It began on Monday with the prospects weighing in. Obviously the height, weight, hand and arm length measurements are important and documented by each of the 32 NFL clubs in attendance. It’s the first official measurements that personnel departments can rely on. It’s also an opportunity to get a sense of the potential for a player’s frame.
“You can see the players and there’s some insight on that,” Marrone said. “You look at the player and say, ‘He can lose ‘X’ amount of weight, or his frame is this or it’s not as developed as I thought or it’s very developed.’ So you get a chance to look at them from that standpoint. As coaches we have some ideal characteristics that we’re looking for in terms of height and weight.”
Where Marrone and his assistants can really get a better handle on a player’s make up is on the practice field.

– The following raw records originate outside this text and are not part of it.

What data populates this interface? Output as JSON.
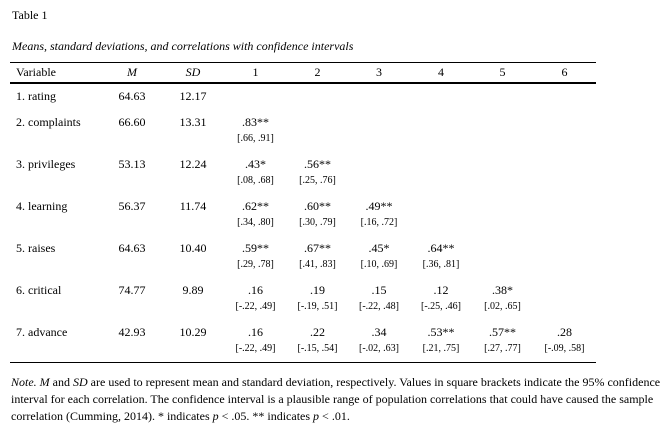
{
  "page": {
    "label": "Table 1",
    "caption": "Means, standard deviations, and correlations with confidence intervals"
  },
  "table": {
    "columns": [
      "Variable",
      "M",
      "SD",
      "1",
      "2",
      "3",
      "4",
      "5",
      "6"
    ],
    "rows": [
      {
        "variable": "1. rating",
        "m": "64.63",
        "sd": "12.17",
        "cors": [
          null,
          null,
          null,
          null,
          null,
          null
        ]
      },
      {
        "variable": "2. complaints",
        "m": "66.60",
        "sd": "13.31",
        "cors": [
          {
            "r": ".83**",
            "ci": "[.66, .91]"
          },
          null,
          null,
          null,
          null,
          null
        ]
      },
      {
        "variable": "3. privileges",
        "m": "53.13",
        "sd": "12.24",
        "cors": [
          {
            "r": ".43*",
            "ci": "[.08, .68]"
          },
          {
            "r": ".56**",
            "ci": "[.25, .76]"
          },
          null,
          null,
          null,
          null
        ]
      },
      {
        "variable": "4. learning",
        "m": "56.37",
        "sd": "11.74",
        "cors": [
          {
            "r": ".62**",
            "ci": "[.34, .80]"
          },
          {
            "r": ".60**",
            "ci": "[.30, .79]"
          },
          {
            "r": ".49**",
            "ci": "[.16, .72]"
          },
          null,
          null,
          null
        ]
      },
      {
        "variable": "5. raises",
        "m": "64.63",
        "sd": "10.40",
        "cors": [
          {
            "r": ".59**",
            "ci": "[.29, .78]"
          },
          {
            "r": ".67**",
            "ci": "[.41, .83]"
          },
          {
            "r": ".45*",
            "ci": "[.10, .69]"
          },
          {
            "r": ".64**",
            "ci": "[.36, .81]"
          },
          null,
          null
        ]
      },
      {
        "variable": "6. critical",
        "m": "74.77",
        "sd": "9.89",
        "cors": [
          {
            "r": ".16",
            "ci": "[-.22, .49]"
          },
          {
            "r": ".19",
            "ci": "[-.19, .51]"
          },
          {
            "r": ".15",
            "ci": "[-.22, .48]"
          },
          {
            "r": ".12",
            "ci": "[-.25, .46]"
          },
          {
            "r": ".38*",
            "ci": "[.02, .65]"
          },
          null
        ]
      },
      {
        "variable": "7. advance",
        "m": "42.93",
        "sd": "10.29",
        "cors": [
          {
            "r": ".16",
            "ci": "[-.22, .49]"
          },
          {
            "r": ".22",
            "ci": "[-.15, .54]"
          },
          {
            "r": ".34",
            "ci": "[-.02, .63]"
          },
          {
            "r": ".53**",
            "ci": "[.21, .75]"
          },
          {
            "r": ".57**",
            "ci": "[.27, .77]"
          },
          {
            "r": ".28",
            "ci": "[-.09, .58]"
          }
        ]
      }
    ]
  },
  "note": {
    "runs": [
      {
        "text": "Note.",
        "italic": true
      },
      {
        "text": " ",
        "italic": false
      },
      {
        "text": "M",
        "italic": true
      },
      {
        "text": " and ",
        "italic": false
      },
      {
        "text": "SD",
        "italic": true
      },
      {
        "text": " are used to represent mean and standard deviation, respectively. Values in square brackets indicate the 95% confidence interval for each correlation. The confidence interval is a plausible range of population correlations that could have caused the sample correlation (Cumming, 2014). * indicates ",
        "italic": false
      },
      {
        "text": "p",
        "italic": true
      },
      {
        "text": " < .05. ** indicates ",
        "italic": false
      },
      {
        "text": "p",
        "italic": true
      },
      {
        "text": " < .01.",
        "italic": false
      }
    ]
  }
}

“You get a chance to watch them on the field so you can see them compete,” he said. “You want to watch how they take instruction, what they do when the coach isn’t looking at them. How they’re running on the field, what their effort level is because if you’re not seeing everything you want to see here that’s a red flag.” former offensive line coach Marrone admits that his eye does tend to drift toward where the linemen are working during individual position drills, but typically he’ll pick one position group to focus on for a practice.
“I think it’s difficult at least for me to watch a whole practice and come out there with any kind of opinion about anything, so I’ll stick with one group and watch them the whole time.”
Marrone usually puts himself right next to GM Doug Whaley so they can converse while taking in a practice. They’ll also discuss any write ups that Whaley may want his head coach and assistants to put together on specific prospects.
“I’ll sit with Doug (Whaley) and I’ll want to look at a couple of people and then ask him who I should look at and get some reports in on a couple of players,” Marrone said. “I think what’s most important is how they interact with each other and watch how they challenge each other with their competitive nature out on the field. We’re heard a lot of things about these players, but basically its things that we’ve just read. Now we get a chance to see them for ourselves and do our own write-ups.”
The college scouting department along with Marrone and his coordinators also get the opportunity to sit and talk with most of the prospects. The Senior Bowl over the last two years has expanded the interview opportunities with a more structured format similar to that of the NFL Combine.
“They have position groups at night and it’s like they run it in Indianapolis where they have a horn that blows and you have a certain amount of time,” said Marrone. “But the other players who aren’t involved you get a chance to sit down with them a little bit longer. The thing I like about doing it now is where they are now and where they’re going to be when they get to Indy. What you’re really trying to do is you’re really just trying to find out who they are. I think the more time you have contact with them the more you can see.”
Marrone tries not to carry any preconceived notions about any prospects going into a setting like the Senior Bowl knowing being there gives him the chance to make his own assessments.
“I think it’ll be interesting. There’s always someone that surprises you that wasn’t on your radar and is suddenly on your radar,” he said. “There are expectations of other players where you’re walking out and saying, ‘I thought it would be better.’ I think that happens in everything we do.
“For us as coaches we’re just part of the information collection where we have the ability to write a report and we do have a voice that contributes to the draft so Doug along with the scouts can make the best decision for our organization.”